Turkish Journal of Surgery, vol.40, no.1, pp.73-81, 2024 (ESCI) identifier identifier identifier

  • Publication Type: Article / Article
  • Volume: 40 Issue: 1
  • Publication Date: 2024
  • Doi Number: 10.47717/turkjsurg.2024.6308
  • Journal Name: Turkish Journal of Surgery
  • Journal Indexes: Emerging Sources Citation Index (ESCI), Scopus, Academic Search Premier, TR DİZİN (ULAKBİM)

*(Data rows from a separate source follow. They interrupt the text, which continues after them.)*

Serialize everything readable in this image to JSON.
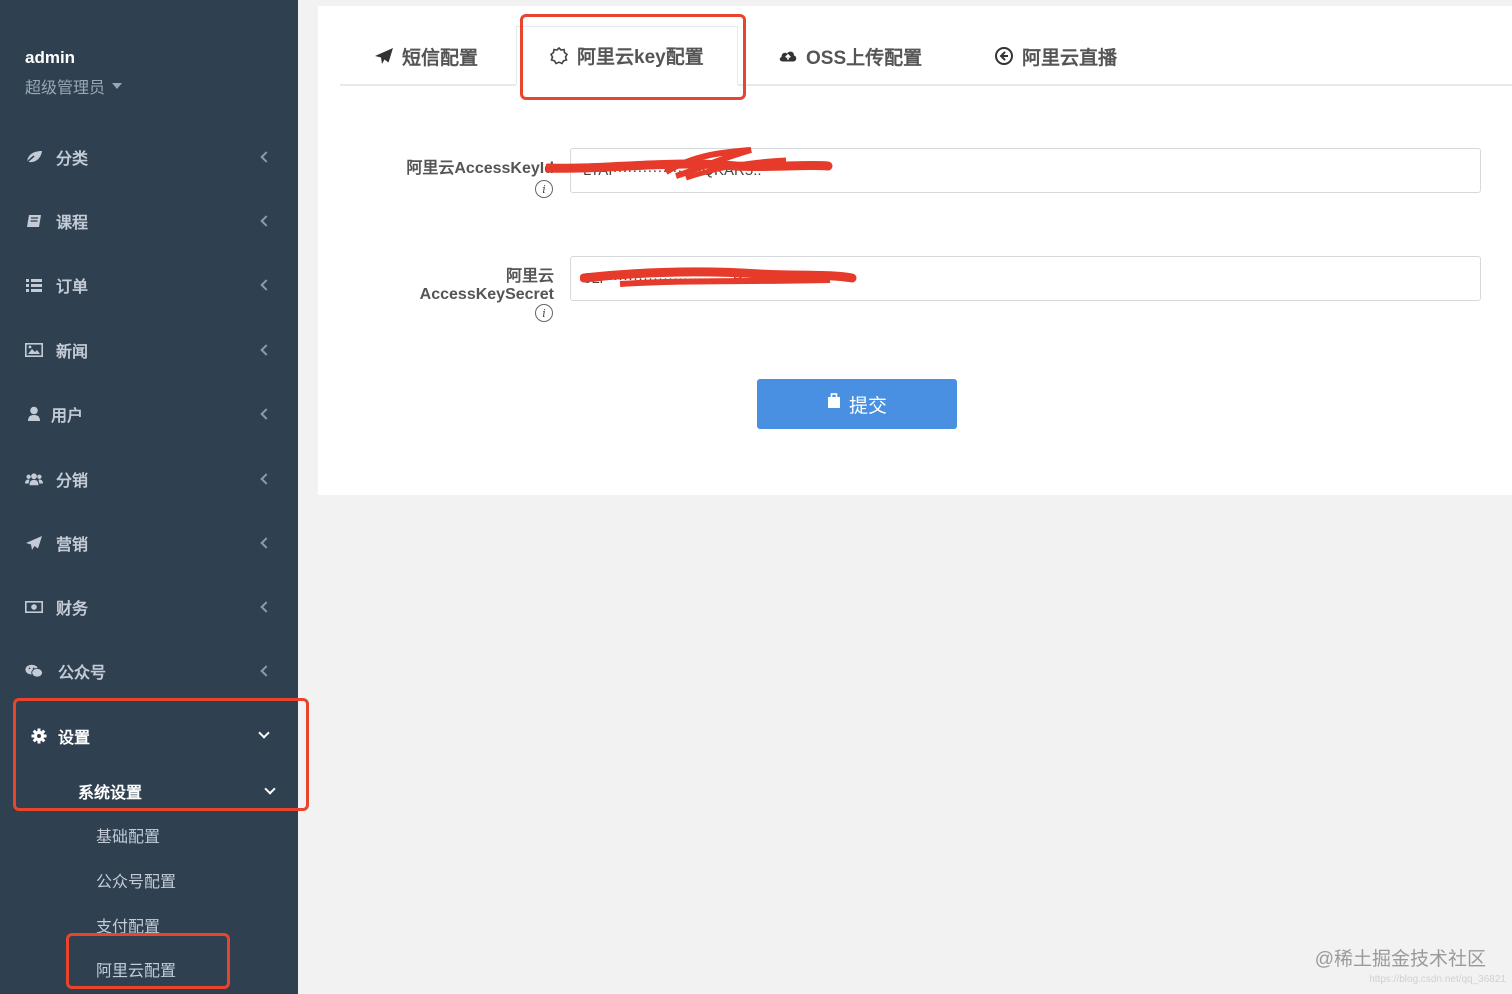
{
  "user": {
    "name": "admin",
    "role": "超级管理员"
  },
  "nav": [
    {
      "label": "分类",
      "icon": "leaf-icon"
    },
    {
      "label": "课程",
      "icon": "book-icon"
    },
    {
      "label": "订单",
      "icon": "list-icon"
    },
    {
      "label": "新闻",
      "icon": "image-icon"
    },
    {
      "label": "用户",
      "icon": "user-icon"
    },
    {
      "label": "分销",
      "icon": "users-icon"
    },
    {
      "label": "营销",
      "icon": "paper-plane-icon"
    },
    {
      "label": "财务",
      "icon": "money-icon"
    },
    {
      "label": "公众号",
      "icon": "wechat-icon"
    },
    {
      "label": "设置",
      "icon": "gear-icon"
    }
  ],
  "submenu": {
    "group": "系统设置",
    "items": [
      "基础配置",
      "公众号配置",
      "支付配置",
      "阿里云配置"
    ]
  },
  "tabs": [
    {
      "label": "短信配置",
      "icon": "paper-plane-icon"
    },
    {
      "label": "阿里云key配置",
      "icon": "gear-outline-icon"
    },
    {
      "label": "OSS上传配置",
      "icon": "cloud-upload-icon"
    },
    {
      "label": "阿里云直播",
      "icon": "circle-arrow-icon"
    }
  ],
  "form": {
    "access_key_id_label": "阿里云AccessKeyId",
    "access_key_id_value": "LTAI··················QKAR5..",
    "access_key_secret_label_line1": "阿里云",
    "access_key_secret_label_line2": "AccessKeySecret",
    "access_key_secret_value": "6Ll··························P",
    "info_glyph": "i",
    "submit_label": "提交"
  },
  "watermark": "@稀土掘金技术社区",
  "watermark_url": "https://blog.csdn.net/qq_36821"
}
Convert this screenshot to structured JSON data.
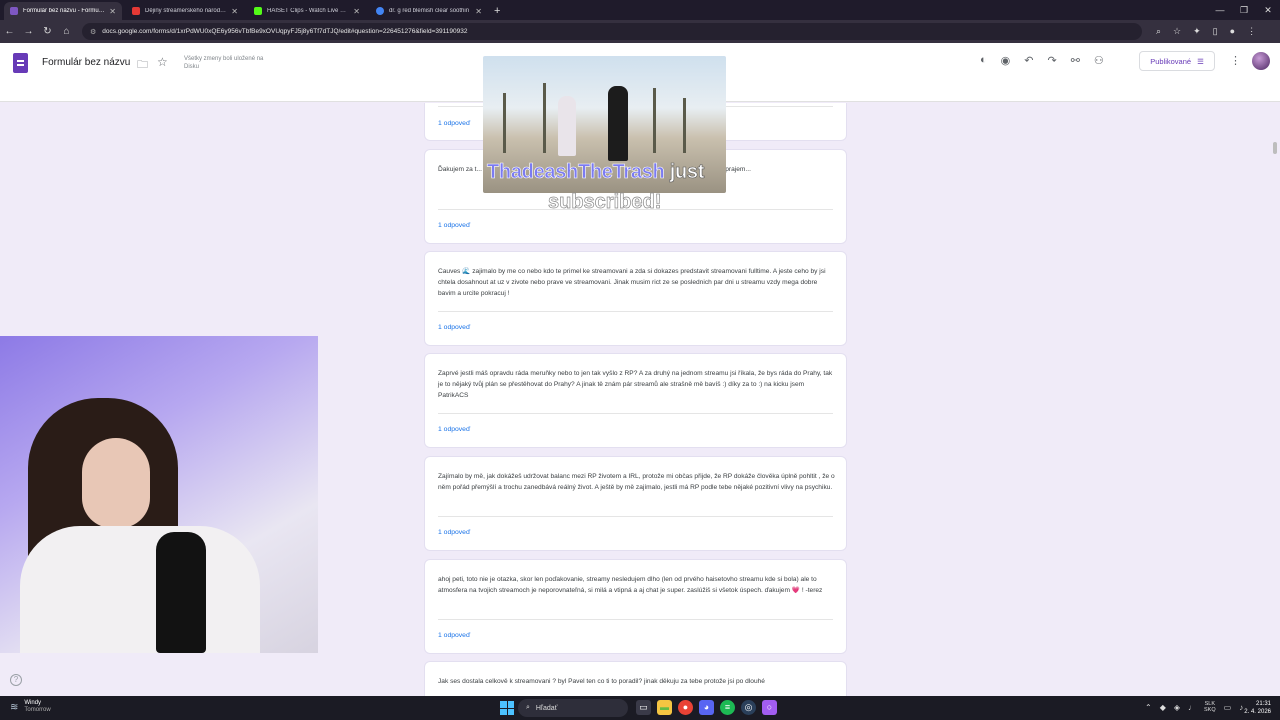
{
  "browser": {
    "tabs": [
      {
        "title": "Formulár bez názvu - Formulár",
        "color": "#7e57c2",
        "active": true
      },
      {
        "title": "Dějiny streamerského národa u",
        "color": "#e53935",
        "active": false
      },
      {
        "title": "HAISET Clips - Watch Live on K",
        "color": "#53fc18",
        "active": false
      },
      {
        "title": "dr. g red blemish clear soothin",
        "color": "#4285f4",
        "active": false
      }
    ],
    "new_tab": "+",
    "url": "docs.google.com/forms/d/1xrPdWU0xQE6y956vTbfBe9xOVUqpyFJ5j8y6Tf7dTJQ/edit#question=226451276&field=391190932"
  },
  "form_header": {
    "title": "Formulár bez názvu",
    "save_status": "Všetky zmeny boli uložené na Disku",
    "publish_label": "Publikované"
  },
  "responses": [
    {
      "text": "",
      "count": "1 odpoveď"
    },
    {
      "text": "Ďakujem za t... v práci, keď som prišiel domov vyčerpaný, d... deš ešte dlho takto zlepšovať deň a prajem...",
      "count": "1 odpoveď"
    },
    {
      "text": "Cauves 🌊 zajimalo by me co nebo kdo te primel ke streamovani a zda si dokazes predstavit streamovani fulltime. A jeste ceho by jsi chtela dosahnout at uz v zivote nebo prave ve streamovani. Jinak musim rict ze se poslednich par dni u streamu vzdy mega dobre bavim a urcite pokracuj !",
      "count": "1 odpoveď"
    },
    {
      "text": "Zaprvé jestli máš opravdu ráda meruňky nebo to jen tak vyšlo z RP? A za druhý na jednom streamu jsi říkala, že bys ráda do Prahy, tak je to nějaký tvůj plán se přestěhovat do Prahy? A jinak tě znám pár streamů ale strašně mě bavíš :) díky za to :) na kicku jsem PatrikACS",
      "count": "1 odpoveď"
    },
    {
      "text": "Zajímalo by mě, jak dokážeš udržovat balanc mezi RP životem a IRL, protože mi občas přijde, že RP dokáže člověka úplně pohltit , že o něm pořád přemýšlí a trochu zanedbává reálný život. A ještě by mě zajímalo, jestli má RP podle tebe nějaké pozitivní vlivy na psychiku.",
      "count": "1 odpoveď"
    },
    {
      "text": "ahoj peti, toto nie je otazka, skor len poďakovanie, streamy nesledujem dlho (len od prvého haisetovho streamu kde si bola) ale to atmosfera na tvojich streamoch je neporovnateľná, si milá a vtipná a aj chat je super. zaslúžiš si všetok úspech. ďakujem 💗 ! -terez",
      "count": "1 odpoveď"
    },
    {
      "text": "Jak ses dostala celkově k streamovani ? byl Pavel ten co ti to poradil? jinak děkuju za tebe protože jsi po dlouhé",
      "count": ""
    }
  ],
  "alert": {
    "name": "ThadeashTheTrash",
    "just": "just",
    "subscribed": "subscribed!"
  },
  "taskbar": {
    "weather_title": "Windy",
    "weather_sub": "Tomorrow",
    "search_placeholder": "Hľadať",
    "lang_top": "SLK",
    "lang_bottom": "SKQ",
    "time": "21:31",
    "date": "2. 4. 2026"
  },
  "colors": {
    "accent": "#673ab7",
    "link": "#1a73e8",
    "background": "#f0ebf8"
  }
}
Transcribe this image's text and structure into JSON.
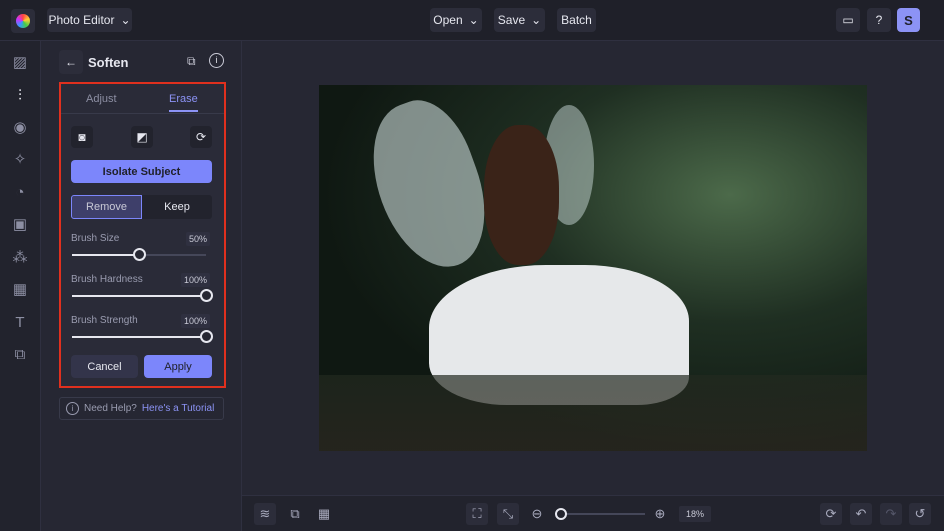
{
  "app": {
    "name": "Photo Editor"
  },
  "toolbar": {
    "open": "Open",
    "save": "Save",
    "batch": "Batch",
    "avatar": "S"
  },
  "panel": {
    "title": "Soften",
    "tabs": [
      "Adjust",
      "Erase"
    ],
    "active_tab": "Erase",
    "isolate": "Isolate Subject",
    "mode": [
      "Remove",
      "Keep"
    ],
    "active_mode": "Remove",
    "sliders": [
      {
        "label": "Brush Size",
        "value": "50%",
        "fraction": 0.5
      },
      {
        "label": "Brush Hardness",
        "value": "100%",
        "fraction": 1
      },
      {
        "label": "Brush Strength",
        "value": "100%",
        "fraction": 1
      }
    ],
    "cancel": "Cancel",
    "apply": "Apply",
    "help": "Need Help?",
    "help_link": "Here's a Tutorial"
  },
  "zoom": {
    "value": "18%",
    "fraction": 0.02
  },
  "colors": {
    "accent": "#7c86fb",
    "highlight": "#e0301e"
  }
}
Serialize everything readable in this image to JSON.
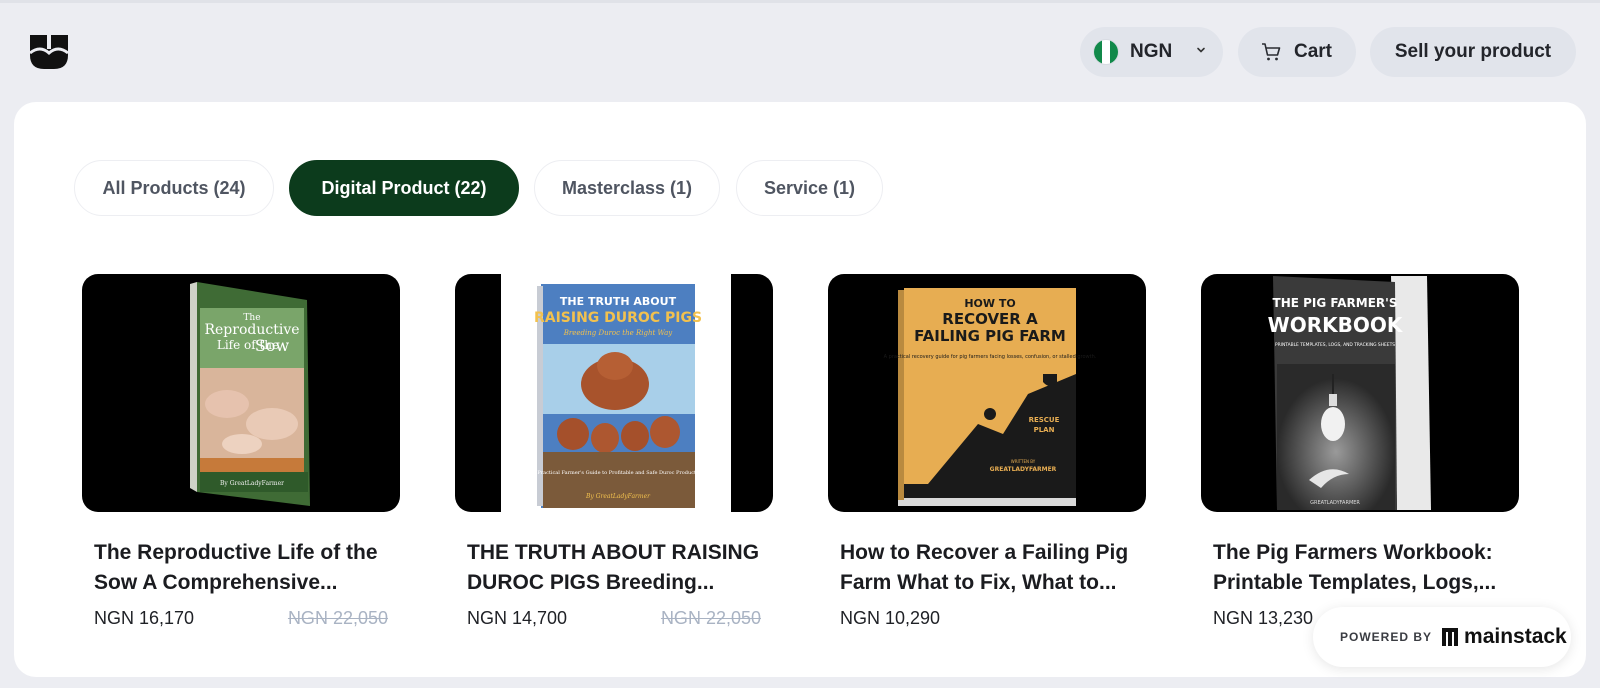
{
  "header": {
    "logo_icon": "mainstack-store-logo-icon",
    "currency": {
      "code": "NGN",
      "flag": [
        "#11894a",
        "#ffffff",
        "#11894a"
      ],
      "chevron_icon": "chevron-down-icon"
    },
    "cart": {
      "label": "Cart",
      "icon": "cart-icon"
    },
    "sell": {
      "label": "Sell your product"
    }
  },
  "tabs": [
    {
      "label": "All Products (24)",
      "active": false
    },
    {
      "label": "Digital Product (22)",
      "active": true
    },
    {
      "label": "Masterclass (1)",
      "active": false
    },
    {
      "label": "Service (1)",
      "active": false
    }
  ],
  "products": [
    {
      "title": "The Reproductive Life of the Sow A Comprehensive...",
      "price": "NGN 16,170",
      "old_price": "NGN 22,050",
      "cover": {
        "title_lines": [
          "The",
          "Reproductive",
          "Life of the",
          "Sow"
        ],
        "author": "By GreatLadyFarmer"
      }
    },
    {
      "title": "THE TRUTH ABOUT RAISING DUROC PIGS Breeding...",
      "price": "NGN 14,700",
      "old_price": "NGN 22,050",
      "cover": {
        "title_lines": [
          "THE TRUTH ABOUT",
          "RAISING DUROC PIGS"
        ],
        "subtitle": "Breeding Duroc the Right Way",
        "tagline": "A Practical Farmer's Guide to Profitable and Safe Duroc Production",
        "author": "By GreatLadyFarmer"
      }
    },
    {
      "title": "How to Recover a Failing Pig Farm What to Fix, What to...",
      "price": "NGN 10,290",
      "old_price": "",
      "cover": {
        "title_lines": [
          "HOW TO",
          "RECOVER A",
          "FAILING PIG FARM"
        ],
        "tagline": "A practical recovery guide for pig farmers facing losses, confusion, or stalled growth.",
        "badge": [
          "RESCUE",
          "PLAN"
        ],
        "author_prefix": "WRITTEN BY",
        "author": "GREATLADYFARMER"
      }
    },
    {
      "title": "The Pig Farmers Workbook: Printable Templates, Logs,...",
      "price": "NGN 13,230",
      "old_price": "",
      "cover": {
        "title_lines": [
          "THE PIG FARMER'S",
          "WORKBOOK"
        ],
        "subtitle": "PRINTABLE TEMPLATES, LOGS, AND TRACKING SHEETS",
        "author": "GREATLADYFARMER"
      }
    }
  ],
  "powered": {
    "prefix": "POWERED BY",
    "brand": "mainstack"
  }
}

  • Page Numbers: pp.73-81
  • Keywords: Breast cancer, molecular subtypes, neoadjuvant chemotherapy, pathological complete response
  • Karadeniz Technical University Affiliated: Yes


Objective: This study aimed to determine clinical and pathological factors that identify a pathological complete response (pCR) in breast cancer patients undergoing neoadjuvant chemotherapy (NAC). Material and Methods: A retrospective, single-center study was conducted in women over the age of 18 who had been diagnosed with pathologically confirmed invasive breast cancer and who had received NAC between July 2016 and October 2021. Patient demographics, clinical, radiological, treatment, and pathological data were reviewed from the electronic hospital records. The primary outcome of interest was pCR, defined as the absence of residual invasive breast cancer in both the breast and axillary lymph nodes. Multivariable logistic regression analysis was used to identify factors associated with pCR. Results: A total of 119 patients were included in the analysis. The distribution of age was 54.5 ± 11.5 years. pCR was observed in 33 (27.7%) patients. pCR for breast tissue was observed in 43 (36.1%) patients. There was no statistically significant relation between the clinical stage and pCR. Age, age at first labor, extent of disease in the breast, NAC completeness, clinical tumor size (cT) stage, clinical lymph node (cN) stage, and molecular subtype were analyzed in a multivariable model. Analysis showed that molecular subtype was the only independent factor related to pCR. pCR rates across molecular subtypes were: 8.7% in luminal-A, 10.8% in luminal-B, 54.5% in human epidermal growth factor receptor 2 (HER-2)-positive, 42.4% in luminal-B (HER-2 positive) and 46.7% in triple-negative. There was no statistically significant difference between luminal-A and luminal-B subgroups (odds ratio 1.15, 95% confidence interval, 0.19-9.35, p= 0.881). Despite the limited number of patients in HER2-positive and triple-negative groups, both demonstrated statistically significant higher odds compared to reference group. Conclusion: The presented study underscores the relevance of molecular subtypes in determining the response to neoadjuvant chemotherapy in breast cancer patients. Particularly HER2-positive and triple-negative subtypes may demonstrate more favorable response rates.